Images of Rio-Paris jet wreck to be made public
French crash investigators are to unveil the first undersea images of the wreck of an Air France passenger jet that crashed in the Atlantic in June 2009 with the loss of all 228 people on board.
Investigators announced on Sunday that a fourth and final attempt to find the wreckage of the Airbus A330 that crashed en route from Rio de Janeiro to Paris had been successful and promised to release photographs.
France's Bureau of Investigation and Analysis (BEA) boss, Jean-Paul Troadec, said that investigators now have a chance of finding the plane's black box data recorders.
Troadec said the parts of the wreckage that had been found consisted of "engines and certain elements of the wings".
Bodies have been seen in the area and photographed by three Remus autonomous submarines, French Transport Minister Nathalie Kosciusko-Morizet told RTL radio on Monday.

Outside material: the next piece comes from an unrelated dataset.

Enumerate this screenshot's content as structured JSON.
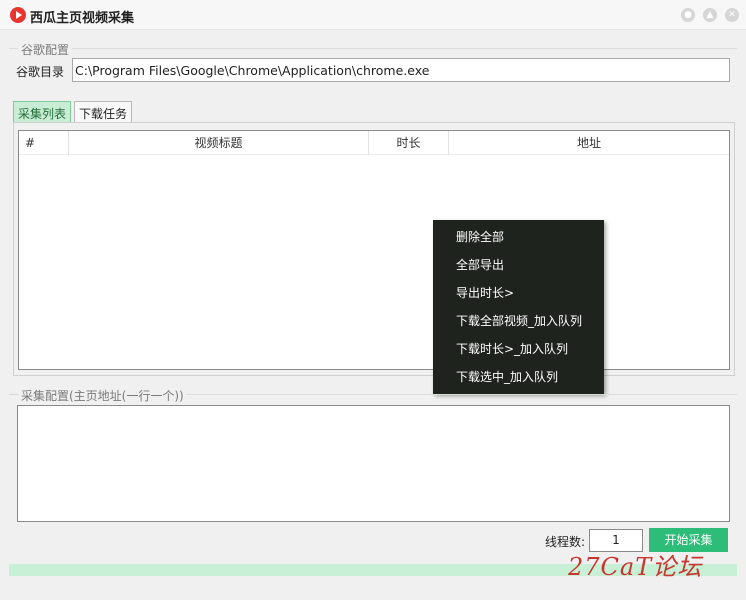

The new search for the wreckage was launched on 25 March with the help of the Alucia, an exploration vessel of the US-based Woods Hole Oceanographic Institute.
The official cause remains undetermined, but it has been partly blamed on the speed sensors used by Airbus. Air France has been accused of not responding quickly enough to reports that they might be faulty.
Investigators hope that bringing the wreckage to the surface will help explain how the plane broke up and what caused it to crash.